The spacecraft completed its 16th close flyby of the giant planet this past October, revealing some of our best glimpses yet at its fascinating atmospheric processes.
According to the space agency, the latest photo was captured during its closest approach of the flyby, at about 2,100 miles (3,400 kilometers) above the cloud tops of Jupiter’s North Equatorial Belt.
The image was taken just after 5:00 p.m. EDT on October 29th, during Juno’s 16th flyby.
At the time, NASA says Juno was ‘about as close to Jupiter as San Francisco is to Chicago.’ This, the agency notes, ‘is quite close when racing over a planet that’s 11 times wider than Earth.’
The image was processed by citizen scientist Björn Jónsson, who used data from the craft’s JunoCam to create the captivating color-enhanced view of the clouds.
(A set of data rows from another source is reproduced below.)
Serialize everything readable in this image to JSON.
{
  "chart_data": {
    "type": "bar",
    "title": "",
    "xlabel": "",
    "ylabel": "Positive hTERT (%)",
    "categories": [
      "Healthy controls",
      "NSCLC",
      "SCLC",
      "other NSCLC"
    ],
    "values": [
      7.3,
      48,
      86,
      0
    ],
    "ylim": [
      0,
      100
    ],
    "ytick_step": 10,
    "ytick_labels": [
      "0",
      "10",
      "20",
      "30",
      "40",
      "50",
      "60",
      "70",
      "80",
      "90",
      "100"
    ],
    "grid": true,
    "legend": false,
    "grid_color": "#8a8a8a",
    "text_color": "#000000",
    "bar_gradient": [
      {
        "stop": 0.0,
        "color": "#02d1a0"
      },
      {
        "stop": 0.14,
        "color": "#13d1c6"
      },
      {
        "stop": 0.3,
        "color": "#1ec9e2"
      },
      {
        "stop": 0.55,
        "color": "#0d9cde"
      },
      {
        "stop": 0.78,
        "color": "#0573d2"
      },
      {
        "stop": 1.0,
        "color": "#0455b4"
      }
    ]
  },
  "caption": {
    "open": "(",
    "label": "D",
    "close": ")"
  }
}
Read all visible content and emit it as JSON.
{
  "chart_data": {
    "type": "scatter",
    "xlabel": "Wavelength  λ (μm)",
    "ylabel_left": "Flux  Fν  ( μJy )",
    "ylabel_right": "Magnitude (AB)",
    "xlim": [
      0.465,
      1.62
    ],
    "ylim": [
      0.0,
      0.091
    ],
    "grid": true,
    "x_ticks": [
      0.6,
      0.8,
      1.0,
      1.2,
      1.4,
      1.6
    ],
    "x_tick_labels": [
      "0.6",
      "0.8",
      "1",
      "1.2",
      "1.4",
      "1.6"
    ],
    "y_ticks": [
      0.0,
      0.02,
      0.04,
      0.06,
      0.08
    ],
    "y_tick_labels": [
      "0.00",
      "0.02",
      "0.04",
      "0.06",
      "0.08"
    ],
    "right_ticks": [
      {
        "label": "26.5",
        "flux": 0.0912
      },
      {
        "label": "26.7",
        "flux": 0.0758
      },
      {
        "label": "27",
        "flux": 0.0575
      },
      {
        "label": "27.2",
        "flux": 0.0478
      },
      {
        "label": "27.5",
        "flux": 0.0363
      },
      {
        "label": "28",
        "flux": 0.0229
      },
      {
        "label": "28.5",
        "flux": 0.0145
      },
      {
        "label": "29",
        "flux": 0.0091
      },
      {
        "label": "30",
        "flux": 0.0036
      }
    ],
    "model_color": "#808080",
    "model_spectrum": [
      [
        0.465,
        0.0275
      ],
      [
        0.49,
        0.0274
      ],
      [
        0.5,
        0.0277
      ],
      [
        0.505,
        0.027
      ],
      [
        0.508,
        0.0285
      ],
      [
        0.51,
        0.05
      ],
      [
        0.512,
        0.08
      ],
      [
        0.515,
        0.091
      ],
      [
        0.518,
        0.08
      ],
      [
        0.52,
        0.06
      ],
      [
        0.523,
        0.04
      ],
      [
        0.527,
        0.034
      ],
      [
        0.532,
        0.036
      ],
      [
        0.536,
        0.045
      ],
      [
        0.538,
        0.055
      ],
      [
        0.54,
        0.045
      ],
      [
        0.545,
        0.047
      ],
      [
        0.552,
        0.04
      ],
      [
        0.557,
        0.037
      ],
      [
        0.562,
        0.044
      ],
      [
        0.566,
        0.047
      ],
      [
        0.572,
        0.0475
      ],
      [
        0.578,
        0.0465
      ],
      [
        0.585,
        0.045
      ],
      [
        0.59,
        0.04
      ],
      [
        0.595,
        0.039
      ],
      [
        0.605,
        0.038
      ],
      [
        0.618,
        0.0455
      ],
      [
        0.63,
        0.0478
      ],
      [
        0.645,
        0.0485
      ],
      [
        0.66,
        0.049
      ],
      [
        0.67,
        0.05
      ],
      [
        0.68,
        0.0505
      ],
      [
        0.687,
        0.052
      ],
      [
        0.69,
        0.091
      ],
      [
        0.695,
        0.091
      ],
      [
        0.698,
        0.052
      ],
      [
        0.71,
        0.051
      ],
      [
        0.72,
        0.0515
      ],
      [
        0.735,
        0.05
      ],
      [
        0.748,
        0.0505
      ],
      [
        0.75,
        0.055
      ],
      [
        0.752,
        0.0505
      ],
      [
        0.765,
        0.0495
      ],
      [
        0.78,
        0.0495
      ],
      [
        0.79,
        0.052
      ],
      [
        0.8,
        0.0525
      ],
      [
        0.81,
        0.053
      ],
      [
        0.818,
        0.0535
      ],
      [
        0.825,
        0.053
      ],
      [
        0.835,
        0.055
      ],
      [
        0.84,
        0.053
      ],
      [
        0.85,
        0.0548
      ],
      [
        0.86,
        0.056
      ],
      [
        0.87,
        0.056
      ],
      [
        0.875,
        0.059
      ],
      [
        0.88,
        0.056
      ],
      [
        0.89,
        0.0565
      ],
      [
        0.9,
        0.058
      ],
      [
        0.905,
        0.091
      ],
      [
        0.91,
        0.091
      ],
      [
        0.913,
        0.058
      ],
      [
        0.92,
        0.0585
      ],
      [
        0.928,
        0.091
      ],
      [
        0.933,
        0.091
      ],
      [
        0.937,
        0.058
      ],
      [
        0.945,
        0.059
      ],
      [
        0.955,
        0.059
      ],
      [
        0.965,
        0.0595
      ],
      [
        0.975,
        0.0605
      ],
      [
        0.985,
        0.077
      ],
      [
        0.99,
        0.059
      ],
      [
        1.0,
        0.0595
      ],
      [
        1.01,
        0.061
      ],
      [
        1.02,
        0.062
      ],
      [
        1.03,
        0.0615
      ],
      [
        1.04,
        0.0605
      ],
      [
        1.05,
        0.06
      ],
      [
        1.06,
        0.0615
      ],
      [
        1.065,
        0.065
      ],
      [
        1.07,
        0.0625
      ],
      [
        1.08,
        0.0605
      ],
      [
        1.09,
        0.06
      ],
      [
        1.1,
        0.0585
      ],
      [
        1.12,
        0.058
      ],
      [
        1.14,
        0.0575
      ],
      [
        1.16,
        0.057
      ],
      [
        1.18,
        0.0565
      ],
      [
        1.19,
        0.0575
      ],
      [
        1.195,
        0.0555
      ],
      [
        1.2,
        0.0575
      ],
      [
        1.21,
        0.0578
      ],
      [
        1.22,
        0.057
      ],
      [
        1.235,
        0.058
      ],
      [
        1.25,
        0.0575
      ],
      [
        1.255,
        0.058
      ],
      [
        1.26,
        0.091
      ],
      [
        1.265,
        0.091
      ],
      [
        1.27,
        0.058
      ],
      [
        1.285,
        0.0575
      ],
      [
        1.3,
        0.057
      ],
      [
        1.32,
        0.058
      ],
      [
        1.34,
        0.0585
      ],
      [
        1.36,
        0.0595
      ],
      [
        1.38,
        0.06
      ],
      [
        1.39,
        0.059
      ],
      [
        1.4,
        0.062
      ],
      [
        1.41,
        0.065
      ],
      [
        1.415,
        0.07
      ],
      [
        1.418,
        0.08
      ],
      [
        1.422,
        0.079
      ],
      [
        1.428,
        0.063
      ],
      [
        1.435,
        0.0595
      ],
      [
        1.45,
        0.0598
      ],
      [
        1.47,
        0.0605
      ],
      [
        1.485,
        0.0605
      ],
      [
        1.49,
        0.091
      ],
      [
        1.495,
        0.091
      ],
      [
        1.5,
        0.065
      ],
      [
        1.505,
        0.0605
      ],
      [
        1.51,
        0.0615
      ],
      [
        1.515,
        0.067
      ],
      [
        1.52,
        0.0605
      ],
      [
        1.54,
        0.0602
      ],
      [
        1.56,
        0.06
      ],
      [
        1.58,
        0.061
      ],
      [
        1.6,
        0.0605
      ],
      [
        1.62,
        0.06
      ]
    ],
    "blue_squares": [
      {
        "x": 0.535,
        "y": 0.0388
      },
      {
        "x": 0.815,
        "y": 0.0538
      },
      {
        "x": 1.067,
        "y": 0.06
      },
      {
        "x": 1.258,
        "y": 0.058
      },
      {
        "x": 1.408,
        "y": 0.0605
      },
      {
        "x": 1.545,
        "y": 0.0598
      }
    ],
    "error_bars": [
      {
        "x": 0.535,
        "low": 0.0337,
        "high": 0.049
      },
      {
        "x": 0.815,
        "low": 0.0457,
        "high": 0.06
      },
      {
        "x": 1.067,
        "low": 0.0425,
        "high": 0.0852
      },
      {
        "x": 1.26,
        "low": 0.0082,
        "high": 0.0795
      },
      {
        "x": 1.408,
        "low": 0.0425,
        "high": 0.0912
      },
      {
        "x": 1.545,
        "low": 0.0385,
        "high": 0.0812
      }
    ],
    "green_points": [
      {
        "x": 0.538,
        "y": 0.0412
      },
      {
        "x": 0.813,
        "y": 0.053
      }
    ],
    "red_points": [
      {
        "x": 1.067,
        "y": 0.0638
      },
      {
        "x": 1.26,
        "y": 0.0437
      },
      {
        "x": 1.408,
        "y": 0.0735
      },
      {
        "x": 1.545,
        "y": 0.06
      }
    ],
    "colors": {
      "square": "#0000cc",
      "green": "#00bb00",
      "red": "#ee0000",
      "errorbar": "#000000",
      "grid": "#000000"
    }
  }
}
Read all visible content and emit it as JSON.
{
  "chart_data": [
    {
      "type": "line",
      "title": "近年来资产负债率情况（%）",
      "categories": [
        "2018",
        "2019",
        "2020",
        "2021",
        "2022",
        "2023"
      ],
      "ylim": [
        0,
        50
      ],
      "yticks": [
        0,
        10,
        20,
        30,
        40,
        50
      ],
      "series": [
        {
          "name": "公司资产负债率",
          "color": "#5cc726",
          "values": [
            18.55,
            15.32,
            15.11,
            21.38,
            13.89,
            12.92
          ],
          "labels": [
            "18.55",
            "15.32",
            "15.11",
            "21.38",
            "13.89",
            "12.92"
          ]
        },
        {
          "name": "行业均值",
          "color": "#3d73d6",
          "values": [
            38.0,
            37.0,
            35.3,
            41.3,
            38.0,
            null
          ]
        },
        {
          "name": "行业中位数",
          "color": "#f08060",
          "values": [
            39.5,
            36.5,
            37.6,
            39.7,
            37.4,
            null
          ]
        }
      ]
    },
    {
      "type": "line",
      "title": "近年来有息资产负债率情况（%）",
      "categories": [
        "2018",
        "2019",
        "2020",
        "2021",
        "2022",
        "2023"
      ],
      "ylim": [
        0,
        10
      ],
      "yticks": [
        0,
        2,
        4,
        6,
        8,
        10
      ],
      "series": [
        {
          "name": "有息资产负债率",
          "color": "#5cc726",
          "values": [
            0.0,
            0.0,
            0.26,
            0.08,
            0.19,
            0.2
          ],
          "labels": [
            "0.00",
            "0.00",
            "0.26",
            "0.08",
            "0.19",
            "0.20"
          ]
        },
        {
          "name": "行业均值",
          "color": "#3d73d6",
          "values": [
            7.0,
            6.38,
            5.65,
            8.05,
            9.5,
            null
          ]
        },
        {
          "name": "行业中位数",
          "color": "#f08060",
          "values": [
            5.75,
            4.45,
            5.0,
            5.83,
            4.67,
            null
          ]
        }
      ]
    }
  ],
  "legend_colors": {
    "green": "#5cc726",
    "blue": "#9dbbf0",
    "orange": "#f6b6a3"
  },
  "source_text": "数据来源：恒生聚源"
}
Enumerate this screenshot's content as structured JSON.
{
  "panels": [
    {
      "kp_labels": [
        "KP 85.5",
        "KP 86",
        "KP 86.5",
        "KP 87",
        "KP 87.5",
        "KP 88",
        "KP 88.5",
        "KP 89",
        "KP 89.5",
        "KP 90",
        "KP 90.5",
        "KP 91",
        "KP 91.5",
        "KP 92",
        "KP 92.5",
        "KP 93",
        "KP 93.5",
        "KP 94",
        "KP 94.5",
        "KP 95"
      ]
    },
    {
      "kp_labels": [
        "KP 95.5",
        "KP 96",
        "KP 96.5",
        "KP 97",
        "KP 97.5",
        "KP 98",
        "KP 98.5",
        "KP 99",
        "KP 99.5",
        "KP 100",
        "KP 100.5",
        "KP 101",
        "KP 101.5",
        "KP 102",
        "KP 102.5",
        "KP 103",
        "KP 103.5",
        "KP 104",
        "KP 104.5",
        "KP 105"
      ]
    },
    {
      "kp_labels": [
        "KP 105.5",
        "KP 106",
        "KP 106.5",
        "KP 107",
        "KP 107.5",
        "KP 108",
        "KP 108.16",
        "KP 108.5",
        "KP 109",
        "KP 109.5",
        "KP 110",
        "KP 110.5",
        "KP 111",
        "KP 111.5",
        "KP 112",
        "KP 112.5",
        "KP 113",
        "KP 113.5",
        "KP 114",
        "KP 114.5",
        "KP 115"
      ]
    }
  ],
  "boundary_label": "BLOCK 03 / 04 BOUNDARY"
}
Last week, NASA shared a look at another stunning feature spotted during Juno’s 16th flyby – a huge cloud that takes on the appearance of a dolphin.
The cloud was spotted amid bands of clouds spanning the planet’s southern hemisphere back in October, when Juno came about 11,400 to 31,700 miles (18,400 to 51,000 kilometers) from the planet’s cloud tops.
According to NASA, the images were taken between 5:26 p.m. and 5:46 p.m. ET on October 29.
They were later processed by citizen scientists Brian Swift and Seán Doran.
The image shows the ‘changing cloud formations across Jupiter’s southern hemisphere,’ NASA explains.
‘A cloud in the shape of a dolphin appears to be swimming through the cloud bands along the South Temperate Belt.’
The Juno mission has been churning out stunning photos of the gas giant planet ever since it arrived to its orbit in 2016.
Last month, NASA shared another look at its swirling clouds, which take on dream-like appearance of an oil painting. The photo showed storms in Jupiter’s dynamic North North Temperate Belt.
‘Appearing in the scene are several bright-white ‘pop-up’ clouds as well as an anticyclonic storm, known as a white oval,’ NASA said.
‘A multitude of magnificent, swirling clouds in Jupiter’s dynamic North North Temperate Belt are captured.’
It captures the intensity of the jets and vortices in Jupiter’s North North Temperate Belt. The clouds are likely made of ammonia-ice crystals, or possibly a combination of ammonia ice and water, NASA says.